The nightly routine became her anchor. She couldn't fall asleep without seeing that peace on his face, without knowing that someone, anyone - why her? - could bring him such calm after bloody years of chaos and suffering.

Yet each day the bandages were nowhere to be found, the small cuts on his hand healed to a faded pink. The same, ingenuous smile would greet everyone each morning at breakfast. His hands would be steady instead of trembling with horrors of the past as he served the meal, gracefully and deftly moving in his well-practiced way.

No one knew of what happened at night, no one but them. And sometimes Kaoru wondered if it was just some insane dream, some fantasy borne from half-consciousness that she could really bring comfort to the remarkable, tortured, dead man who half-lived in her home. The man who only seemed to live when he smiled without darkness.

Then he would look at her and the foggy shadow lifted for a brief second, the genuine smile twitching lightly at his mouth. And she knew it was real, at night, and his gaze that was warm and open said she was his peace.

An answering smile would burst out unbidden from herself.

Half of the world must stay in darkness, so the other may know sunlight. But in knowing that happy sunshine, it must also know that soon it will have to surrender to darkness in its weakness, so the other half can have its turn knowing the sun.

The careful balance was kept as each night she sacrificed herself to his darkness, sacrificed herself to the voices of those long past so he would know light. So he could feel the brief calm of standing under the sunrays and smiling in peace and warmth.

So the voices would momentarily stop their haunted sobbing and let a dead man live again. Even if it was just for a few, brief moments of clear amethyst.

To her, amethyst was far more beautiful than the sunlight. Sometimes, when his false mask was lost, he thought deep blue that shone with inner light was to be treasured more than the sky that depended on the sun.

And the shadows surrender to the light that they couldn't consume, because it was too bright to fight against.

A/N: Sort of an aimless vignette-ish thing...the main theme wasn't even really established until the end. Not very good, but it's been a long time since I've explored the odd relationship between Kenshin and Kaoru (and please forgive the unoriginality of this topic).

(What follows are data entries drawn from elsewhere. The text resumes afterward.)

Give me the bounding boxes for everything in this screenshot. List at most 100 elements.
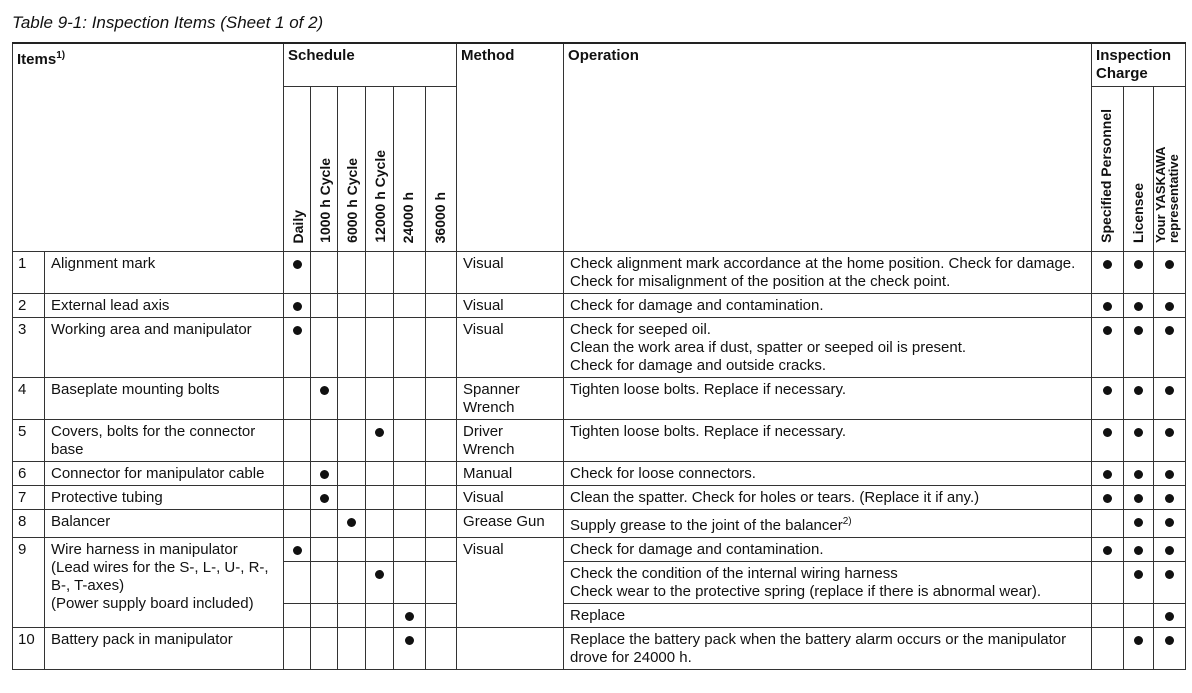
charge-cell-empty (1123, 603, 1155, 628)
charge-cell-marked (1153, 251, 1187, 294)
schedule-cell-empty (393, 251, 426, 294)
operation-cell: Check the condition of the internal wiri… (563, 561, 1093, 604)
bullet-mark (1165, 494, 1175, 503)
header-schedule-col: 1000 h Cycle (310, 86, 338, 252)
schedule-cell-empty (393, 485, 426, 510)
bullet-mark (1165, 428, 1175, 437)
charge-cell-marked (1123, 627, 1155, 670)
operation-cell: Check for damage and contamination. (563, 537, 1093, 562)
charge-cell-marked (1123, 561, 1155, 604)
operation-cell: Check for seeped oil. Clean the work are… (563, 317, 1093, 378)
operation-text: Check for damage and contamination. (570, 297, 824, 314)
bullet-mark (405, 636, 414, 645)
charge-cell-marked (1153, 509, 1187, 538)
item-name: Wire harness in manipulator (Lead wires … (44, 537, 284, 628)
schedule-col-label: 24000 h (400, 191, 416, 243)
item-name: Covers, bolts for the connector base (44, 419, 284, 462)
bullet-mark (1103, 302, 1113, 311)
operation-text: Clean the spatter. Check for holes or te… (570, 489, 980, 506)
schedule-cell-empty (310, 293, 338, 318)
schedule-cell-empty (310, 603, 338, 628)
table-row: 1 Alignment mark Visual Check alignment mar… (12, 251, 1187, 294)
header-row: Items1) Schedule Method Operation Inspection… (12, 42, 1187, 252)
schedule-cell-empty (424, 419, 458, 462)
charge-cell-marked (1123, 377, 1155, 420)
operation-cell: Check for loose connectors. (563, 461, 1093, 486)
schedule-cell-empty (393, 317, 426, 378)
header-schedule: Schedule (282, 42, 458, 87)
schedule-cell-marked (365, 419, 394, 462)
bullet-mark (1165, 260, 1175, 269)
bullet-mark (375, 570, 384, 579)
bullet-mark (1103, 546, 1113, 555)
charge-cell-marked (1153, 293, 1187, 318)
method-cell: Visual (456, 537, 565, 628)
item-number: 5 (12, 419, 45, 462)
method-cell: Driver Wrench (456, 419, 565, 462)
operation-cell: Tighten loose bolts. Replace if necessar… (563, 419, 1093, 462)
table-row: 5 Covers, bolts for the connector base Dri… (12, 419, 1187, 462)
operation-cell: Tighten loose bolts. Replace if necessar… (563, 377, 1093, 420)
schedule-cell-empty (310, 251, 338, 294)
item-number: 9 (12, 537, 45, 628)
schedule-cell-empty (424, 461, 458, 486)
table-row: 2 External lead axis Visual Check for damag… (12, 293, 1187, 318)
bullet-mark (1134, 326, 1144, 335)
schedule-cell-empty (365, 293, 394, 318)
item-name: Working area and manipulator (44, 317, 284, 378)
item-number: 6 (12, 461, 45, 486)
schedule-cell-empty (337, 251, 366, 294)
method-cell: Grease Gun (456, 509, 565, 538)
bullet-mark (1134, 570, 1144, 579)
item-number: 7 (12, 485, 45, 510)
bullet-mark (1165, 518, 1175, 527)
schedule-cell-empty (424, 251, 458, 294)
charge-cell-marked (1123, 461, 1155, 486)
charge-cell-marked (1091, 377, 1125, 420)
schedule-cell-empty (393, 561, 426, 604)
bullet-mark (1165, 612, 1175, 621)
charge-cell-marked (1153, 461, 1187, 486)
schedule-cell-marked (310, 377, 338, 420)
schedule-cell-empty (365, 317, 394, 378)
bullet-mark (347, 518, 356, 527)
schedule-cell-empty (337, 419, 366, 462)
schedule-cell-empty (365, 627, 394, 670)
schedule-cell-marked (365, 561, 394, 604)
operation-text: Tighten loose bolts. Replace if necessar… (570, 381, 847, 398)
charge-cell-marked (1153, 603, 1187, 628)
operation-cell: Replace (563, 603, 1093, 628)
bullet-mark (292, 326, 302, 335)
bullet-mark (375, 428, 384, 437)
charge-cell-marked (1091, 485, 1125, 510)
bullet-mark (1165, 570, 1175, 579)
schedule-cell-empty (283, 419, 311, 462)
schedule-cell-empty (283, 627, 311, 670)
charge-cell-marked (1153, 419, 1187, 462)
schedule-cell-empty (424, 293, 458, 318)
charge-cell-empty (1091, 627, 1125, 670)
charge-cell-marked (1091, 317, 1125, 378)
charge-cell-marked (1123, 293, 1155, 318)
charge-cell-marked (1123, 485, 1155, 510)
schedule-cell-empty (337, 537, 366, 562)
charge-cell-marked (1123, 317, 1155, 378)
table-row: 4 Baseplate mounting bolts Spanner Wrench T… (12, 377, 1187, 420)
header-subrow: Daily 1000 h Cycle 6000 h Cycle 12000 h Cyc… (13, 86, 1187, 252)
schedule-cell-empty (365, 377, 394, 420)
bullet-mark (1165, 546, 1175, 555)
item-number: 2 (12, 293, 45, 318)
schedule-cell-marked (283, 251, 311, 294)
charge-cell-marked (1123, 419, 1155, 462)
bullet-mark (405, 612, 414, 621)
item-name: External lead axis (44, 293, 284, 318)
item-number: 8 (12, 509, 45, 538)
schedule-cell-empty (424, 627, 458, 670)
method-cell (456, 627, 565, 670)
schedule-cell-empty (424, 509, 458, 538)
schedule-cell-empty (365, 251, 394, 294)
charge-cell-empty (1091, 509, 1125, 538)
schedule-col-label: Daily (290, 209, 306, 243)
header-charge-col: Your YASKAWA representative (1153, 86, 1187, 252)
header-charge-col: Licensee (1123, 86, 1155, 252)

I think, really, that it's best to leave things unresolved, knowing that someday they will be together, but not now. For now, I think, they need to keep the balance until they overcome darkness together and don't need to balance precariously anymore. Or maybe I'm just feeling philosophical in my fevered state...

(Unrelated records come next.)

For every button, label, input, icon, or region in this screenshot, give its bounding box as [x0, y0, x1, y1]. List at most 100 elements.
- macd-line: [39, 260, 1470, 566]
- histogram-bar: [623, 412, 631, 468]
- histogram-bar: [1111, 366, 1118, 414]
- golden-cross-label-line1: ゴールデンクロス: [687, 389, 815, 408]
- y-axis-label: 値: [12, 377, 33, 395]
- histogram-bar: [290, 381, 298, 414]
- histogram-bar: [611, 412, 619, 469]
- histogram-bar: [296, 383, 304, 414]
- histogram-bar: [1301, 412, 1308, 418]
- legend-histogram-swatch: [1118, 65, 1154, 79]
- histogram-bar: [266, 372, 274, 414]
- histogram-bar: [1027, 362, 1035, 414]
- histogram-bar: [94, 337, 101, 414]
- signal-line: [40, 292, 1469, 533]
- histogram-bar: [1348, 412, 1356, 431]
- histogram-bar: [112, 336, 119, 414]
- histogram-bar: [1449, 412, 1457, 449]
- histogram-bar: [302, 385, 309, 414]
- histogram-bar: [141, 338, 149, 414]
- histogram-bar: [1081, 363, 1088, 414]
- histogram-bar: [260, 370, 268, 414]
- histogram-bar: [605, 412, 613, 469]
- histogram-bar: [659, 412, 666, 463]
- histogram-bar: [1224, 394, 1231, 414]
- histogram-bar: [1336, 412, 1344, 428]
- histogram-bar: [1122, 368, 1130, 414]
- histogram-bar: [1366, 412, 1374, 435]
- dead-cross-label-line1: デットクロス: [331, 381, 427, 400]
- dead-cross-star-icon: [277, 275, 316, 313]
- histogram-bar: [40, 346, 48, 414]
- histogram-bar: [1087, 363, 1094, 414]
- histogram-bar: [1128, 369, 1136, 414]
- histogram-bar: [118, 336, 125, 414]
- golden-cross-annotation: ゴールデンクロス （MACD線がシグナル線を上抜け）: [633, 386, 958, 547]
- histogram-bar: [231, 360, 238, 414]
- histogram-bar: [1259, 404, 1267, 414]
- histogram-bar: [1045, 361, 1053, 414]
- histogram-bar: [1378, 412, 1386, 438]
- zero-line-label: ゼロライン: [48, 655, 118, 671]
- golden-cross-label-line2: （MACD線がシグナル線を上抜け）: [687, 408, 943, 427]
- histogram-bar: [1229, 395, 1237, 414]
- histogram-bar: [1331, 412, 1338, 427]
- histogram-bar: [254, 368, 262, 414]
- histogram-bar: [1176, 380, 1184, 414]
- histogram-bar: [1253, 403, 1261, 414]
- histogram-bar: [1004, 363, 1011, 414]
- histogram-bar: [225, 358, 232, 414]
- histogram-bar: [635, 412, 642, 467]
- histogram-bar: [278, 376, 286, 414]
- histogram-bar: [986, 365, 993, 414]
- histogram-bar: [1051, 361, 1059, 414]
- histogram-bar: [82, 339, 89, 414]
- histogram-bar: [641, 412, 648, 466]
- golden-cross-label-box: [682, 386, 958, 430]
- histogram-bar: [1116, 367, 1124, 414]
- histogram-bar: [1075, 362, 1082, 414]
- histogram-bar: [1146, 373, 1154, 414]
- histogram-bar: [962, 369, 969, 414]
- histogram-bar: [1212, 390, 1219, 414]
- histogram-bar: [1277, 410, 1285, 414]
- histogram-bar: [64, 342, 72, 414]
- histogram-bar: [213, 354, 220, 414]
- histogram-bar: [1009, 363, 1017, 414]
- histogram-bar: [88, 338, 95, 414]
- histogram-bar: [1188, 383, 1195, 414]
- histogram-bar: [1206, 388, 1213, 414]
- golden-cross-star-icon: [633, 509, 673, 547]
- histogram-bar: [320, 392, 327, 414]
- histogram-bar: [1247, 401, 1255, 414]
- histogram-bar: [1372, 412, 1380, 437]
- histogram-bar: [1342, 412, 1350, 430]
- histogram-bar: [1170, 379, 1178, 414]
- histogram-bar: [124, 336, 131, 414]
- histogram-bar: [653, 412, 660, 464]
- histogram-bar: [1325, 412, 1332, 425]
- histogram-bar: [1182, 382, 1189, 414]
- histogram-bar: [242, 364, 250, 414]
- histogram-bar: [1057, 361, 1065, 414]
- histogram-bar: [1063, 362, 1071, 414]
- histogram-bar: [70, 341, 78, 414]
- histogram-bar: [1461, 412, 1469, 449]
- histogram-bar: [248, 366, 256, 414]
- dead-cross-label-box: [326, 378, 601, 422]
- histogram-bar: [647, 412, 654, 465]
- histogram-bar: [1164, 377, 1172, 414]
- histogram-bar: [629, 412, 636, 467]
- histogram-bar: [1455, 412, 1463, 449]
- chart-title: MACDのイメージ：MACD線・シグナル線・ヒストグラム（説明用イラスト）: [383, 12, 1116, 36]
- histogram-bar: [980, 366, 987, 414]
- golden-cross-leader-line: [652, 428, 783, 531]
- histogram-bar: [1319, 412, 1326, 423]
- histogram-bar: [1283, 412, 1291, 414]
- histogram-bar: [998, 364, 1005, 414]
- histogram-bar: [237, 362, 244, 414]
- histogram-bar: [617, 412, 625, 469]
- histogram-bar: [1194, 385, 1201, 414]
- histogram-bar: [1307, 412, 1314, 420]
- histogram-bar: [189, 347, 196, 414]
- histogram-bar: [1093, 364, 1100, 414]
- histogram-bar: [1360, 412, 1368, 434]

The only thing that's really bothering me (though, of course, this whole piece screams at me with its imperfections and the roughness of an amateur, 15-year-old author) is that second to last paragraph. It seemed kind of mushy and unnecessary, though I can't help but like the idea that despite this sunlight that's treasured, Kenshin and Kaoru ultimately find the brightest light in each other. So, I hope you forgive me for gushing with such an incomplete, brief thought. This was not intended to be a completely romantic piece, since that would be rather out of character from the subtly growing relationship between them.

Yes, this is a oneshot. Unless I write another vignette about them, in which case I'll probably make it a "Chapter 2" of sorts. However, that is VERY unlikely. I have an account (ranting akumas) over at fictionpress that requires my constant attention (as I'm writing a novel, after all). This was just a brief stroke of unoriginal inspiration. I hope I haven't wasted your time with this rather poor piece or with my comments (kudos to those that read it).